Große Zweifel an Impfstudie von AstraZeneca

Experten üben Kritik an den Ergebnissen und der Durchführungsweise von AstraZenecas Impfstudie.
Experten üben Kritik an den Ergebnissen und der Durchführungsweise von AstraZenecas Impfstudie.iStock
Um die Wirksamkeit seines Impfstoffes gegen das Coronavirus zu beweisen, braucht der Pharma-Riese AstraZeneca eine neue Studie. 

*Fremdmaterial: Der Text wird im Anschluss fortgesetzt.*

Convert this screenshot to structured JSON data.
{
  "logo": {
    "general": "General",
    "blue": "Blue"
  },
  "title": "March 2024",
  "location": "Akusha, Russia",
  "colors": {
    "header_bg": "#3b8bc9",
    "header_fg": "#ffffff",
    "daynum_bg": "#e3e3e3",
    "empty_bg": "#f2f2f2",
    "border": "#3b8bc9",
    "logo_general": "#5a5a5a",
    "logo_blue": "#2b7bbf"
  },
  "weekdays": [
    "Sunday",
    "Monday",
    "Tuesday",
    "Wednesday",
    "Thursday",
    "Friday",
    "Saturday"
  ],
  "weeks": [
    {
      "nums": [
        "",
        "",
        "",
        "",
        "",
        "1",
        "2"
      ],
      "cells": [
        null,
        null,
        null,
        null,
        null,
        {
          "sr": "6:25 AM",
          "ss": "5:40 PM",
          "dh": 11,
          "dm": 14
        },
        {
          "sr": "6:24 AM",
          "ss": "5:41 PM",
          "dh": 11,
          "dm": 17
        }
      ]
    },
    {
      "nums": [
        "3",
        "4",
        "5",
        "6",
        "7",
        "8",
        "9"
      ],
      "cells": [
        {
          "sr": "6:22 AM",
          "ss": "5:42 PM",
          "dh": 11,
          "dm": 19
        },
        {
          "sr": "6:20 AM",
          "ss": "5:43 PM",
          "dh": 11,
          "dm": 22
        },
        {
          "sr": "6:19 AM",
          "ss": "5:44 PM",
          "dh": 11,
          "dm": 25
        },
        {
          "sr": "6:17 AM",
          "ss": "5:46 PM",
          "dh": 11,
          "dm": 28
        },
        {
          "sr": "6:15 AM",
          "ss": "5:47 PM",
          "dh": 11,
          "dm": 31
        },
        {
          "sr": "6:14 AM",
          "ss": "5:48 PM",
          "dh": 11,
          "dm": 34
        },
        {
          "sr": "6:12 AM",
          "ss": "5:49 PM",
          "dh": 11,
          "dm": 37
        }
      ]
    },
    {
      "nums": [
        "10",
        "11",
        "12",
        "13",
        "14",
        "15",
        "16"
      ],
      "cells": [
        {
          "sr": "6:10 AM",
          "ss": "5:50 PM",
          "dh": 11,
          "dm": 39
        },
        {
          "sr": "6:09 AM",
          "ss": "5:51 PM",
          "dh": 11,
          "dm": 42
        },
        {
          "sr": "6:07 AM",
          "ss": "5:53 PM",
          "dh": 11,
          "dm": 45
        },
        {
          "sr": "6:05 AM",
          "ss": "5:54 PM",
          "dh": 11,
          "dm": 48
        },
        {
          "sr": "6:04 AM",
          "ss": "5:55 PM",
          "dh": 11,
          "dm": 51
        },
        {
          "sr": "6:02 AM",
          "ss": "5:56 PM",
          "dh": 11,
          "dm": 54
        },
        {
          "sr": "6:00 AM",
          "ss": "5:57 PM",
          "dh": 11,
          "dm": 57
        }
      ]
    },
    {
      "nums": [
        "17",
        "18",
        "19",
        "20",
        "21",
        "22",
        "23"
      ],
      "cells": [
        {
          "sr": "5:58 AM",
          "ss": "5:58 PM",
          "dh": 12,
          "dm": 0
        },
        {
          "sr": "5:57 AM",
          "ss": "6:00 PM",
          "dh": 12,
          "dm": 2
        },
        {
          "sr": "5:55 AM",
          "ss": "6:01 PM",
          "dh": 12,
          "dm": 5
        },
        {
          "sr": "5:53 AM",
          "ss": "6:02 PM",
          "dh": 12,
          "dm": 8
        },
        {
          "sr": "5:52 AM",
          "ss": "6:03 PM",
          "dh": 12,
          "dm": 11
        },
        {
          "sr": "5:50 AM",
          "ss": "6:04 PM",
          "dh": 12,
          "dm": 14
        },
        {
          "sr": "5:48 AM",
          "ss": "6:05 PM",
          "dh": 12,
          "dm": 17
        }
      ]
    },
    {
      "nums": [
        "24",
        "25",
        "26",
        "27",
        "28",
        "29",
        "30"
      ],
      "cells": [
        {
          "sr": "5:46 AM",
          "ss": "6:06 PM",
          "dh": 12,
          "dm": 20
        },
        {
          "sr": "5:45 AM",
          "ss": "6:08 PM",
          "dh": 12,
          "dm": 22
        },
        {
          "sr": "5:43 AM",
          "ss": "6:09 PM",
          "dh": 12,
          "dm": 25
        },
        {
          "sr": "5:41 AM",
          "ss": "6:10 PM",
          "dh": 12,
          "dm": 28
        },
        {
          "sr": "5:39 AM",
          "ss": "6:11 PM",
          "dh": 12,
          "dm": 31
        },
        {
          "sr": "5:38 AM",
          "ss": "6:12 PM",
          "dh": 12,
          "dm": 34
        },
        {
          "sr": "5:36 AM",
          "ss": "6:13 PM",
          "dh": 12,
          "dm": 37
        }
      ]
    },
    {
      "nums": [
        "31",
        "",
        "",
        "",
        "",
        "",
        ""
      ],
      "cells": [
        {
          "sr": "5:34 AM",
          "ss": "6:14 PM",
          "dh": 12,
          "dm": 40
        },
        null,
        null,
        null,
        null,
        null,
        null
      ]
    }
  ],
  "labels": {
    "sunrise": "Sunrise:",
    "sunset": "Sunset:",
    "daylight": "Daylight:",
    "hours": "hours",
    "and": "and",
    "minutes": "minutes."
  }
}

Am Montagmeldete der britisch-schwedische Pharmakonzern AstraZeneca, sein an der Universität Oxford entwickelter Impfstoff weise eine hohe Wirksamkeit gegen das Coronavirus auf. Dies sei jedoch einem Zufall zu verdanken, da die Dosis bei einer Teilnehmer-Gruppe fehlerhaft verteilt worden sei. Nun gerät der Arzneimittelhersteller immer mehr in die Kritik. 

So ergab es sich, dass die Wirksamkeit bei jener Gruppe, die irrtümlich nur die halbe Dosis erhalten habe, höher gewesen sei, als bei der Zugabe der vollen Dosis. Bisher konnte AstraZeneca noch nicht erklären, warum die halbe Dosis effektiver war als die volle und der Fehler zum Erfolg verhalf. Rund 2.700 Menschen in Großbritannien wurden mit der halben Dosis geimpft. Einer zweiten Gruppe mit etwa 8.900 Versuchspersonen wurden hingegen zwei volle Impfdosen verabreicht.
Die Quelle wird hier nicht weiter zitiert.